Churches were left struggling to pay the bills, at first, from decreased participation, and many worshippers were expressing sadness of not being able to be with the congregations in person. Many felt lost without the physical presence of their trusted leaders. But like many other issues Blacks face, we proved to be resilient.

To survive during the pandemic, church services, funerals and other events were moved from in-person spaces to live streaming services like Zoom, Skype or Facebook Live. Those who were not accustomed to the virtual world, learned a new skill and the churches who were behind in technical advancements, adapted to the innovative ways many say they will continue to use going forward, even though the “doors of the church” are back open.

So, is this amendment still needed?

If Proposition 3 stands up to constitutional challenges, Collis says it will make it more difficult to stop religious gatherings in response to a deadly pandemic, possibly one worse than COVID-19, and whether this will result in a net positive or negative over time is difficult to say.

The question is – will Black communities, which are already disproportionately affected by COVID-19, suffer further if this proposition takes place? Or have we – or those we trust to lead us – learned enough to protect ourselves?

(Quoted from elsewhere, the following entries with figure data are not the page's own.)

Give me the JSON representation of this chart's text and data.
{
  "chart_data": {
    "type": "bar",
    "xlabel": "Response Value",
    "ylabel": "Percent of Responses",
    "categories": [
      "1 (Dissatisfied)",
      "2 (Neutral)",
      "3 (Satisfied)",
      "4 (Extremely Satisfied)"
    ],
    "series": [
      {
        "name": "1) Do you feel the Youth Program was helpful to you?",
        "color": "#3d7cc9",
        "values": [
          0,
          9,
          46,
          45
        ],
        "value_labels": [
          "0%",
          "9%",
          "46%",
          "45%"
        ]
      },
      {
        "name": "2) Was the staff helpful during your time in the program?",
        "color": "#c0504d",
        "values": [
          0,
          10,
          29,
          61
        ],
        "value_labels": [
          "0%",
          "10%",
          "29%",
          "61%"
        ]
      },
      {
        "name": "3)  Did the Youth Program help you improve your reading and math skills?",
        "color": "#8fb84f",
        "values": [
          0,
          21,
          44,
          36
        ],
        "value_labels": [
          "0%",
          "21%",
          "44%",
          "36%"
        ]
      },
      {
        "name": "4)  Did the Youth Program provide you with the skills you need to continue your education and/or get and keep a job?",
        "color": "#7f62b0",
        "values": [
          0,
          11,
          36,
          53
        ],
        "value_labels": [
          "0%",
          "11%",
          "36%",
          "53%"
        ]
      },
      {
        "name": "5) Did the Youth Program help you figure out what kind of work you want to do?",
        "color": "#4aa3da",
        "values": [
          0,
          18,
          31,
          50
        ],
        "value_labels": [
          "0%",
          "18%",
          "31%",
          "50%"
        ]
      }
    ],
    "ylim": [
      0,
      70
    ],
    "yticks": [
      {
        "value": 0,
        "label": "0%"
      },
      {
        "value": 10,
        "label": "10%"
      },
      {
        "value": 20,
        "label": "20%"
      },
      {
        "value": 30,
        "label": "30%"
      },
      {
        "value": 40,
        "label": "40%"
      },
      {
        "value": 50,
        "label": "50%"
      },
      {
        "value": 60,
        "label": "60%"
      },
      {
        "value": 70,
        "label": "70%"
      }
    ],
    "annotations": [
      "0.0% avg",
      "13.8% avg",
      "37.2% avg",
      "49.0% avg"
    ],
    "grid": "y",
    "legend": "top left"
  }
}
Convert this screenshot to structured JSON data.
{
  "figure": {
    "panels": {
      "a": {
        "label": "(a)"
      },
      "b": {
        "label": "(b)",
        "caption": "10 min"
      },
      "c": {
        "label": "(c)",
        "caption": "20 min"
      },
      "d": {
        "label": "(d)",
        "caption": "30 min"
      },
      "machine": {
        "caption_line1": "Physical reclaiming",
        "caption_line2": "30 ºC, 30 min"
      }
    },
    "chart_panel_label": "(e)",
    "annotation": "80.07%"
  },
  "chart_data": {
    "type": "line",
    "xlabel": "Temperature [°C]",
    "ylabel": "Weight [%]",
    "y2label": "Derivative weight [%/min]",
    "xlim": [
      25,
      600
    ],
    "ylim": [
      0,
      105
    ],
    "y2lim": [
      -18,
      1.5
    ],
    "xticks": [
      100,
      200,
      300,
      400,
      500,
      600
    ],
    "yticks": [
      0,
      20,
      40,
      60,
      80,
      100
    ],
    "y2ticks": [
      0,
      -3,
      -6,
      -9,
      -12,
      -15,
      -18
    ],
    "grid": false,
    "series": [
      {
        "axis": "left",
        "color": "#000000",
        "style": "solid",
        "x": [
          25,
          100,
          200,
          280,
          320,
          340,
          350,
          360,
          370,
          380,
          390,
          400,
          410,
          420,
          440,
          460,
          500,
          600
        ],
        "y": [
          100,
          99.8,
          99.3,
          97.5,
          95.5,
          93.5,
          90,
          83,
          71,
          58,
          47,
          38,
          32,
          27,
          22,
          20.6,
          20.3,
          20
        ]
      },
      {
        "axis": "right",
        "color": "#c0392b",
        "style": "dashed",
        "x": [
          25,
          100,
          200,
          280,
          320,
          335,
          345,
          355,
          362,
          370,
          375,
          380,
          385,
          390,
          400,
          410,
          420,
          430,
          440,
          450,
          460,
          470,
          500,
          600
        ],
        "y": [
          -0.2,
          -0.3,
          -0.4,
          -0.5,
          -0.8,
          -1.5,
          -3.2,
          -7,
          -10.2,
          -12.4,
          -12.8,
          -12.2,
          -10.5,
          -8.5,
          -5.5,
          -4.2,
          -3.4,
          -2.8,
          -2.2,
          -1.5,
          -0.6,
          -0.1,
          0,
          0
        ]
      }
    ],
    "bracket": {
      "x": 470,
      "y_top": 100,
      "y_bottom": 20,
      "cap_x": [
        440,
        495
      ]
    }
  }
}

Texas Proposition 3 Overview:

  • Prohibits government agencies and officials from issuing orders that close or have the effect of closing “churches, congregations, and places of worship” in Texas.
  • Further secures the Texas Freedom to Worship Act, passed during the 87th Regular Session, by preserving it in the Texas Constitution.
  • “Place of worship” is defined in Texas Civil Practice and Remedies Code Section 110 to include non-church buildings or grounds where religious activities are conducted.

“If we don’t protect us, who’s going to protect us? We have the right and the freedom to make a choice,” Rev. Preston said.

Continue to educate yourselves on what’s on the ballot and VOTE to take more control of your futures.